EPD is a dataset based on patents from the European patent Office (EPO), designed to support research in claim generation and other patent-related NLP tasks. This repository contains:
- A list of publication numbers used for the claim generation task.
- Code to automatically retrieve the corresponding patent data (including claims, abstracts, descriptions, etc.) from EPO.
- More data and updates coming soon.
- Higher Quality: EPD contains granted patents directly sourced from the EPO to ensure high-quality and legally validated data.
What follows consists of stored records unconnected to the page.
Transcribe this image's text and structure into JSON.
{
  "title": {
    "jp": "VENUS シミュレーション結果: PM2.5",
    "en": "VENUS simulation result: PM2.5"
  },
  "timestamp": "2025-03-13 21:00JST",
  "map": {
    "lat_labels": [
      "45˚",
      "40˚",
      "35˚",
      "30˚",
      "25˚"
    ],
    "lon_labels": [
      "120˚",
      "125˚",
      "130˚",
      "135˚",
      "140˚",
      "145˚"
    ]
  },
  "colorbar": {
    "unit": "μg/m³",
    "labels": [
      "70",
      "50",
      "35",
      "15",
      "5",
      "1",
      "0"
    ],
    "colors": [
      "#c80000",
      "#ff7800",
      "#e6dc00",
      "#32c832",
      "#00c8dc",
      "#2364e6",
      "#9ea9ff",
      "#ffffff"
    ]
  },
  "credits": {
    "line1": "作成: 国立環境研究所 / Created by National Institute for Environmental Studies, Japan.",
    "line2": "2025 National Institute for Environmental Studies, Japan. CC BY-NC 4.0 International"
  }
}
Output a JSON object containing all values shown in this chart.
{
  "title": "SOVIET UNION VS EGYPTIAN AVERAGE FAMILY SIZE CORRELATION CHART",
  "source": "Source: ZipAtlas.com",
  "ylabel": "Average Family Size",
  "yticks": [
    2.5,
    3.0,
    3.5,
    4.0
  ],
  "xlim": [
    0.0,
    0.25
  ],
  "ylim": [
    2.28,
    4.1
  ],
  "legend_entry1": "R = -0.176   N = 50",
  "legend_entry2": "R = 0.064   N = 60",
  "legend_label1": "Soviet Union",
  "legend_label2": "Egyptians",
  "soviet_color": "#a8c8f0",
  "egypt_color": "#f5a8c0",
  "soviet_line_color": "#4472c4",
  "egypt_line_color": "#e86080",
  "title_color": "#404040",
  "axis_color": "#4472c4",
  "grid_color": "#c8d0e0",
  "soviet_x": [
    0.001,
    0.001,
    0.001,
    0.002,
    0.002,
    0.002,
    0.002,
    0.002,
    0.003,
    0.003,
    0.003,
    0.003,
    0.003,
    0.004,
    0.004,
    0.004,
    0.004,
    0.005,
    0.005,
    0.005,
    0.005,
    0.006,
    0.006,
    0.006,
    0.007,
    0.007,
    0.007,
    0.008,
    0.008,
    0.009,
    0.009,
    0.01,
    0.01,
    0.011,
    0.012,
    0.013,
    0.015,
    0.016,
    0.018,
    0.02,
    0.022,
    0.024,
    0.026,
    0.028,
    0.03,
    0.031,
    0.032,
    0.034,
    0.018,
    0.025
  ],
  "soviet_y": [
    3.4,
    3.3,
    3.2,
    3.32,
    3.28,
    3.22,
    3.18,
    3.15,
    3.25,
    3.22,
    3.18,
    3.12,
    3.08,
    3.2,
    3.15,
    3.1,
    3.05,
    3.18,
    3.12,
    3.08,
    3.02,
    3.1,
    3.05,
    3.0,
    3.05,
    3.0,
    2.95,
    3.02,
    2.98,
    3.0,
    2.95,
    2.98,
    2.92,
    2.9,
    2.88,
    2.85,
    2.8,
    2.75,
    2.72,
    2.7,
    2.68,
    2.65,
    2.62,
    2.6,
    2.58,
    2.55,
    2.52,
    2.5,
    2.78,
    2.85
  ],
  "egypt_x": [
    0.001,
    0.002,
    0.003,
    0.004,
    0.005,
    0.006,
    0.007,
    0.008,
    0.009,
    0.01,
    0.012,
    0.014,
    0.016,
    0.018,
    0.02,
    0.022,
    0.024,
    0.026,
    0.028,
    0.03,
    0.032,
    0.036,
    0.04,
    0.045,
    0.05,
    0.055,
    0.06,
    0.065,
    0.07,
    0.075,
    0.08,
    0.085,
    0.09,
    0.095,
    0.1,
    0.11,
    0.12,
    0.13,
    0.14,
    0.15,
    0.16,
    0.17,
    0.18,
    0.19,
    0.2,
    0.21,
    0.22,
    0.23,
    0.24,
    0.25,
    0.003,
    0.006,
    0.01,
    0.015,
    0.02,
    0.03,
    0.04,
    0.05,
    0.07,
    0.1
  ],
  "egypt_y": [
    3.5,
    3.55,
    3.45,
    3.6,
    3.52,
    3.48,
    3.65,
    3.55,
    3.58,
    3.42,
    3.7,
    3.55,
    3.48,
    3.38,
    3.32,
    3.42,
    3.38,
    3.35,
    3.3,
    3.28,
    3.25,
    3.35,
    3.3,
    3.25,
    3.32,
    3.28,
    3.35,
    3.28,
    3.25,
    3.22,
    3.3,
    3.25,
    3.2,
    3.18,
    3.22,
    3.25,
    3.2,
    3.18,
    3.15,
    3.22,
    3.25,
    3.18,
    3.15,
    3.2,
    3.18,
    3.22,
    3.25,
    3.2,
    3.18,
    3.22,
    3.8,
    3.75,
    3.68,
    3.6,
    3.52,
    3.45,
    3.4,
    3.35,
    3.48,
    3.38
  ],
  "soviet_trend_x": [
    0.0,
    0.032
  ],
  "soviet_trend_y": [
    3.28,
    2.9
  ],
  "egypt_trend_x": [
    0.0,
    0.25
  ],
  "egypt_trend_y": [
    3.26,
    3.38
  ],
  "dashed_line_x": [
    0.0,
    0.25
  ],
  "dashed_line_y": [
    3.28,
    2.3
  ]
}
- Closer to Real-World Scenarios: EPD includes a difficult subset designed to simulate real-world situations of claim drafting. This subset enables a more rigorous evaluation of LLMs’ ability to generate high-quality claims under practical conditions.
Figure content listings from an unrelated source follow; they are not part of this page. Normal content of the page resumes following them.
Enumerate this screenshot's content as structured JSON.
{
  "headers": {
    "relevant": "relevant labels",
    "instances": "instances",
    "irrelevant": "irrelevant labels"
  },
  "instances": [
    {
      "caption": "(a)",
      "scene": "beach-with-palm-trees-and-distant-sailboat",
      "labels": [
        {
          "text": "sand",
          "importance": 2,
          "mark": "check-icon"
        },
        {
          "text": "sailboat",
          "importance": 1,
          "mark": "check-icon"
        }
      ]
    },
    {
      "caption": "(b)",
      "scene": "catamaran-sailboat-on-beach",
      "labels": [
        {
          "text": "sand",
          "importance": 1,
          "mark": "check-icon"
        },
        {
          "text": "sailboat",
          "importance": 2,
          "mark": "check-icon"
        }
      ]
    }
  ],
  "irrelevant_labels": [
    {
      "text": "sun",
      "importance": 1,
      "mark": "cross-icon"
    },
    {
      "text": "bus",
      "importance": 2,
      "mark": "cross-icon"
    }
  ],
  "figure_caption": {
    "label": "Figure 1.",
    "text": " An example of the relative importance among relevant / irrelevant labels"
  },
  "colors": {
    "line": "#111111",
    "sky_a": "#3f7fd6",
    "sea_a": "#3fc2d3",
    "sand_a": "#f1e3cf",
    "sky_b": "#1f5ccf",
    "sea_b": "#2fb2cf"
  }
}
- Lower Risk of Data Leakage: EPD consists of patents granted in 2024. This temporal gap reduces the likelihood that the data overlaps with the pre-training corpora of current LLMs.
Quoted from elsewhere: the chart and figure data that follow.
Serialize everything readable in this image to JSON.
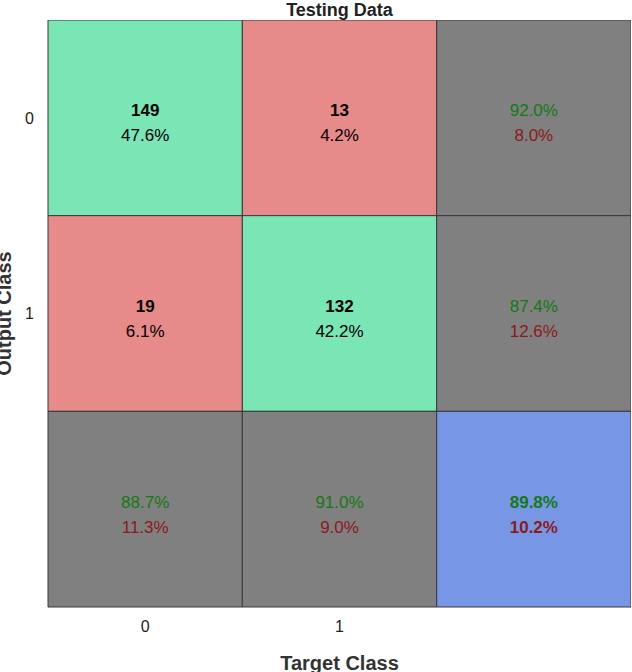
{
  "chart_data": {
    "type": "heatmap",
    "title": "Testing Data",
    "x_label": "Target Class",
    "y_label": "Output Class",
    "x_categories": [
      "0",
      "1"
    ],
    "y_categories": [
      "0",
      "1"
    ],
    "cells": [
      [
        149,
        13
      ],
      [
        19,
        132
      ]
    ],
    "cell_percents": {
      "values": [
        [
          47.6,
          4.2
        ],
        [
          6.1,
          42.2
        ]
      ],
      "value_labels": [
        [
          "47.6%",
          "4.2%"
        ],
        [
          "6.1%",
          "42.2%"
        ]
      ]
    },
    "row_summary": {
      "values": [
        [
          92.0,
          8.0
        ],
        [
          87.4,
          12.6
        ]
      ],
      "value_labels": [
        [
          "92.0%",
          "8.0%"
        ],
        [
          "87.4%",
          "12.6%"
        ]
      ]
    },
    "column_summary": {
      "values": [
        [
          88.7,
          11.3
        ],
        [
          91.0,
          9.0
        ]
      ],
      "value_labels": [
        [
          "88.7%",
          "11.3%"
        ],
        [
          "91.0%",
          "9.0%"
        ]
      ]
    },
    "overall": {
      "values": [
        89.8,
        10.2
      ],
      "value_labels": [
        "89.8%",
        "10.2%"
      ]
    }
  }
}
If you use this dataset or code, please cite our paper:
@article{jiang2025enriching,
title={Enriching Patent Claim Generation with European Patent Dataset},
author={Jiang, Lekang and Li, Chengzu and Goetz, Stephan},
journal={arXiv preprint arXiv:2505.12568},
year={2025}
}
This repository is under the Creative Commons Attribution-NonCommercial 4.0 International License (CC BY-NC 4.0). Please also check the EPO's Terms and Conditions before using the data.